Yesterday, the US EPA finally issued administrative findings with respect to greenhouse gases (GHGs) such as carbon dioxide. While coinciding with the commencement of the climate conference in Copenhagen, this finding has been anticipated since the 2007 U.S. Supreme Court decision in Massachusetts v EPA – in which the U.S. Supreme Court ruled that the EPA did in fact have the authority to regulate GHGs under the U.S. Clean Air Act.
The Court’s decision in Massachusetts specifically found that the EPA had authority to regulate GHGs by issuing emission standards for motor vehicles, under Section 202(a)(1) of the Clean Air Act. Under that section:
(1) The Administrator shall by regulation prescribe (and from time to time revise) in accordance with the provisions of this section, standards applicable to the emission of any air pollutant from any class or classes of new motor vehicles or new motor vehicle engines, which in his judgment cause, or contribute to, air pollution which may reasonably be anticipated to endanger public health or welfare…
Yesterday’s finding specifically held two things:
(1) Endangerment Finding:
The Administrator finds that the current and projected concentrations of the six key well-mixed greenhouse gases–carbon dioxide (CO2), methane (CH4), nitrous oxide (N2O), hydrofluorocarbons (HFCs), perfluorocarbons (PFCs), and sulfur hexafluoride (SF6)–in the atmosphere threaten the public health and welfare of current and future generations.
(2) Cause or Contribute Finding:
The Administrator finds that the combined emissions of these well-mixed greenhouse gases from new motor vehicles and new motor vehicle engines contribute to the greenhouse gas pollution which threatens public health and welfare.

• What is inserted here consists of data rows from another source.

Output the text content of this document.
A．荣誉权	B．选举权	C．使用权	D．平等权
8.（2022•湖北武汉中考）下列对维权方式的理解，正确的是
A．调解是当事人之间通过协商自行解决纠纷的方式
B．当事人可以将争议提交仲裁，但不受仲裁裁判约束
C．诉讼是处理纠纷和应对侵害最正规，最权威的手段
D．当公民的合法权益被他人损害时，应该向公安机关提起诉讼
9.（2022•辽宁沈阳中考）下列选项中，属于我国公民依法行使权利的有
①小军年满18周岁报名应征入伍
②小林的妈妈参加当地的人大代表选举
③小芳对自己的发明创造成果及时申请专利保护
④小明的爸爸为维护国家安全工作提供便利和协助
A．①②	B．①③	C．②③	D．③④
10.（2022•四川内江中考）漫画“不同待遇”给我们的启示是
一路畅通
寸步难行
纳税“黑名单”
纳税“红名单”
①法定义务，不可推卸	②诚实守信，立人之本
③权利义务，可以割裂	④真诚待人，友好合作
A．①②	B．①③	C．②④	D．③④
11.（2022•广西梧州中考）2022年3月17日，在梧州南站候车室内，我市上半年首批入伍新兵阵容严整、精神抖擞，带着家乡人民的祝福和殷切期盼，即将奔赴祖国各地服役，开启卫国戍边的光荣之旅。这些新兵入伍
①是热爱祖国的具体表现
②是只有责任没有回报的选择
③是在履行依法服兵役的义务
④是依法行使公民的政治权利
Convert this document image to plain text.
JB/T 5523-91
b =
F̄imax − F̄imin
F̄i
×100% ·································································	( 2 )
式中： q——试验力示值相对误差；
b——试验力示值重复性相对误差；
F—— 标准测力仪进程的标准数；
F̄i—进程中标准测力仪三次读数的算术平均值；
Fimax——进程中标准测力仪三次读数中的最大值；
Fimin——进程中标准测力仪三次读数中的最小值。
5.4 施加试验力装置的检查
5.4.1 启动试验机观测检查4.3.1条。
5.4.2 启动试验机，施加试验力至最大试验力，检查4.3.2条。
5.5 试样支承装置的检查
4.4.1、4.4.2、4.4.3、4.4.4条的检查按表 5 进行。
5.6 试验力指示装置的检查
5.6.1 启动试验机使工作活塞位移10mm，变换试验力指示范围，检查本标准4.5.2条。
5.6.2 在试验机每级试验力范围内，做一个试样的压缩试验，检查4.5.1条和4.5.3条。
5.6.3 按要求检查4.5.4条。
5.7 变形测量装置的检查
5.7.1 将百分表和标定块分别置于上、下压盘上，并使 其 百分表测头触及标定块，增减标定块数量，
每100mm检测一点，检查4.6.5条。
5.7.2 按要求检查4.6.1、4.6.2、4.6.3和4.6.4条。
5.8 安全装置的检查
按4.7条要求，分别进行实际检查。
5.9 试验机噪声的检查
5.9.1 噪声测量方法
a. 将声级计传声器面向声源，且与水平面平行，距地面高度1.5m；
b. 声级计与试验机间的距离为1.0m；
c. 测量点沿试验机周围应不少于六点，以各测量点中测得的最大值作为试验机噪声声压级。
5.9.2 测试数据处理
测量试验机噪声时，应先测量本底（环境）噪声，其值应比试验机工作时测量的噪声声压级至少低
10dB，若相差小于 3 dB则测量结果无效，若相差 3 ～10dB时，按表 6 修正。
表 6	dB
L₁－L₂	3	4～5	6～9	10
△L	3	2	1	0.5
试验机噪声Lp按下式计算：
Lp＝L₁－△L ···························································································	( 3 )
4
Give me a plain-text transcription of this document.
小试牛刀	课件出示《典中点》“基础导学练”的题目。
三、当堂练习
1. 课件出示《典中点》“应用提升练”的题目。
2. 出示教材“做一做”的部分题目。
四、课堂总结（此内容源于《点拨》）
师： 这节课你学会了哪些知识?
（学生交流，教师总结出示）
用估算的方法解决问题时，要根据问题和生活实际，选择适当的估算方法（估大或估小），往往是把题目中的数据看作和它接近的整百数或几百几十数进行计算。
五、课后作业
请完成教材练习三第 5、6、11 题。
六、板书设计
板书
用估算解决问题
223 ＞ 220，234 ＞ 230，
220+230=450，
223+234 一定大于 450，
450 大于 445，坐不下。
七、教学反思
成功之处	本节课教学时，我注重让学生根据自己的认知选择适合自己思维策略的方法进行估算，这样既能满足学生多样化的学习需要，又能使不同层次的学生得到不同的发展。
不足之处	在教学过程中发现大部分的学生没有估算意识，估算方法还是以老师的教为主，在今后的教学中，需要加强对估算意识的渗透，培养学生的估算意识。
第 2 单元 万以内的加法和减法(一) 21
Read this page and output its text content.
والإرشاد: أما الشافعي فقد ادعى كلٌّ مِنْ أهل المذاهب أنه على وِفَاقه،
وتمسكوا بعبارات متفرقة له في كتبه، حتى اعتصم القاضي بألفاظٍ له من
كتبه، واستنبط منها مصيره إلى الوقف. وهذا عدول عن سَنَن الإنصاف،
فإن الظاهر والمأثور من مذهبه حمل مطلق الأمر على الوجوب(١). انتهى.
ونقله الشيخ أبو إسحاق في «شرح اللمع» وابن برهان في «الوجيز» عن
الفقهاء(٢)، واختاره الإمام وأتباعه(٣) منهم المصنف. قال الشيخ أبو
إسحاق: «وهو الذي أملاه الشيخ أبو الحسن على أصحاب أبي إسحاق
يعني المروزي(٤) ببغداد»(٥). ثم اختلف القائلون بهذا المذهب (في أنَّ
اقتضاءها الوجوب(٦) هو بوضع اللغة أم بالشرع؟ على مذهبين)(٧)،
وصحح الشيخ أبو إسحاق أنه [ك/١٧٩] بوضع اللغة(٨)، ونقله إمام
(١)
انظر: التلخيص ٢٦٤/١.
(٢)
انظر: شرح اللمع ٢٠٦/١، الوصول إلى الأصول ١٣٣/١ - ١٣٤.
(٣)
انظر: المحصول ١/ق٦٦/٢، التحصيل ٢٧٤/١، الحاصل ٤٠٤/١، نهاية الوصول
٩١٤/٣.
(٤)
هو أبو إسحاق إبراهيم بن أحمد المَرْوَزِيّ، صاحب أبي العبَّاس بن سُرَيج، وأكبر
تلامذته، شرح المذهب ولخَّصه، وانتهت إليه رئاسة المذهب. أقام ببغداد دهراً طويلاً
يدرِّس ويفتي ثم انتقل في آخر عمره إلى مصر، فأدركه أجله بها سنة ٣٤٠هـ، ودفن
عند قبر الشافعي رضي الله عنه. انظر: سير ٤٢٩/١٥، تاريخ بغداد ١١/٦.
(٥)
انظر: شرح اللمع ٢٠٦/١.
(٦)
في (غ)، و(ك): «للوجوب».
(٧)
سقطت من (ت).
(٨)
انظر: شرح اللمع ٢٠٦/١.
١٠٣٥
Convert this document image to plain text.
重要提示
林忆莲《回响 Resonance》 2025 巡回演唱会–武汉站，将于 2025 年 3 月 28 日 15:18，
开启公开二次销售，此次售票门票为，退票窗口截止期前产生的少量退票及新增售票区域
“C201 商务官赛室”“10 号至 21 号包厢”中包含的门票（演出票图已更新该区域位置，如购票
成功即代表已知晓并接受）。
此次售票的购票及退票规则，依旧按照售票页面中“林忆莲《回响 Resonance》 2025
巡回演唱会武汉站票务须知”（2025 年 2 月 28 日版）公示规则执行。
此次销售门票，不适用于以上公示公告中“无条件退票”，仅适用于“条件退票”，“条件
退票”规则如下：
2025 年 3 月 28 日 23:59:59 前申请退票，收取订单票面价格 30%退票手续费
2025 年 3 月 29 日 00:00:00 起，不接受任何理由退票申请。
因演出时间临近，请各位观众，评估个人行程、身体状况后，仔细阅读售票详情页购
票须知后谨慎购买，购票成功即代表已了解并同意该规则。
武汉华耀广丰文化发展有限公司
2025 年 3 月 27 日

The next step is to determine – based on these findings – exactly what emissions standards are going to be appropriate.
It’s also important to note what this finding is *not*. The Clean Air Act also empowers the EPA to publish air quality criteria for air pollutants it anticipates to endanger public health or welfare. For these criteria air pollutants, the EPA sets up nationally uniform ambient air quality standards for the country, which individual states are required to meet. But so far, the EPA has not imposed any stringent sort of caps on GHG emissions like these. Presumably, a legislative solution comprehensively addressing GHG emission at large is anticipated.
Nevertheless, other proposed rules coming down the administrative pike, might be seen to complement anticipated legislation. Title V of the Clean Air Act requires permits for all major industrial sources with state administration and federal oversight. If and when a comprehensive legislative solution to GHGs is enacted, rules currently proposed by the EPA would affect sources emitting over 25,000 tons of GHGs. Such sources would be required to use best-available-control-technology (BACT) to obtain GHG emission permits.